Si vous souhaitez prier, joignez vos mains après le deuxième applaudissement et formulez votre vœu en silence, puis inclinez-vous une fois de plus. Il n'y a pas de mauvaise prière, et il n'y a pas de mauvais visiteur. Le sanctuaire lui-même répond clairement à la question : oui, vous pouvez entrer et prier même si vous ne suivez pas le shintoïsme. Tout le monde est le bienvenu.
Si la séquence vous semble peu familière, ne vous souciez pas de la réussir à la perfection. Un instant de calme, les mains jointes, suffit amplement.

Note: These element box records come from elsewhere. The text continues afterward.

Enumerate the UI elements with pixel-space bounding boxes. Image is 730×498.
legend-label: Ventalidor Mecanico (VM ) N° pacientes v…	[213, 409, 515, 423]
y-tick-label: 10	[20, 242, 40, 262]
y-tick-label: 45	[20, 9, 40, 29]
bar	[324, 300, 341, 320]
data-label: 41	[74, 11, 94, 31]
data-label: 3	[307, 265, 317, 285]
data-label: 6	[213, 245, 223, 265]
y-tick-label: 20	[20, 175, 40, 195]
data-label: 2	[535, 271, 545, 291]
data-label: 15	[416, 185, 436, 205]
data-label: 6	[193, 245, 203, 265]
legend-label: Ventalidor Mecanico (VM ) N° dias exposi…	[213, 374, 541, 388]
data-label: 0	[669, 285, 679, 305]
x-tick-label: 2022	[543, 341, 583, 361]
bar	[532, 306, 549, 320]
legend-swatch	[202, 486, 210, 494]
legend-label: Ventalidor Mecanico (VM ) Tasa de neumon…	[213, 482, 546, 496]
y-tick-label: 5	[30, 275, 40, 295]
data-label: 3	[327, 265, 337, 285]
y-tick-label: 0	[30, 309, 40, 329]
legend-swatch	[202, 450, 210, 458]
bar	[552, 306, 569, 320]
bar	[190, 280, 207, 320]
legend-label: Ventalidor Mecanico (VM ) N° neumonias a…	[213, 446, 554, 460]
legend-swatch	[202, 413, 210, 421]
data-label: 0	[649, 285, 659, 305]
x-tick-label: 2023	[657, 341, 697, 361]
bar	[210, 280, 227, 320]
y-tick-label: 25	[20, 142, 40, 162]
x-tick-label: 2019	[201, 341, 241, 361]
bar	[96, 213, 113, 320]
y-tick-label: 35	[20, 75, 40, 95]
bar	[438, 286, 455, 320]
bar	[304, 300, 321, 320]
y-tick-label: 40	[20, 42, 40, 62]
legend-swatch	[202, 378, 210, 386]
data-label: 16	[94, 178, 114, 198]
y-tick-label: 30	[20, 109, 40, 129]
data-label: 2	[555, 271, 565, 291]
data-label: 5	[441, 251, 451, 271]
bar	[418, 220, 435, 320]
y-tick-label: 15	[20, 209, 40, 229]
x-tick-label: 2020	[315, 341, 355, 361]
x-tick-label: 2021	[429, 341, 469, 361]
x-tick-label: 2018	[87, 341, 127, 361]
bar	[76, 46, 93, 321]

Ce que l'on remarque ici, ce n'est pas votre technique — c'est votre attention. (Pour regarder de plus près ce que pensent réellement les Japonais quand des visiteurs prient dans les sanctuaires, nous lui consacrons tout un article ; en résumé, la sincérité compte bien plus que la forme.)
Près de l'allée, vous remarquerez peut-être deux murs de tonneaux. L'un est un empilement de fûts de sake, offerts au sanctuaire chaque année. Leur faisant face s'aligne une rangée de fûts de vin de Bourgogne, en France — un clin d'œil à l'empereur Meiji, qui encouragea le Japon à s'inspirer de l'Occident durant son règne. Cet appariement n'est pas une contradiction. C'est la même ouverture qui traverse ce lieu : l'ancien et le nouveau, le proche et le lointain, posés en silence côte à côte.
Une petite chose à savoir : vous pouvez prendre des photos presque partout, mais pas directement devant le pavillon principal, là où les gens prient. Il suffit de vous décaler légèrement sur le côté pour faire votre photo.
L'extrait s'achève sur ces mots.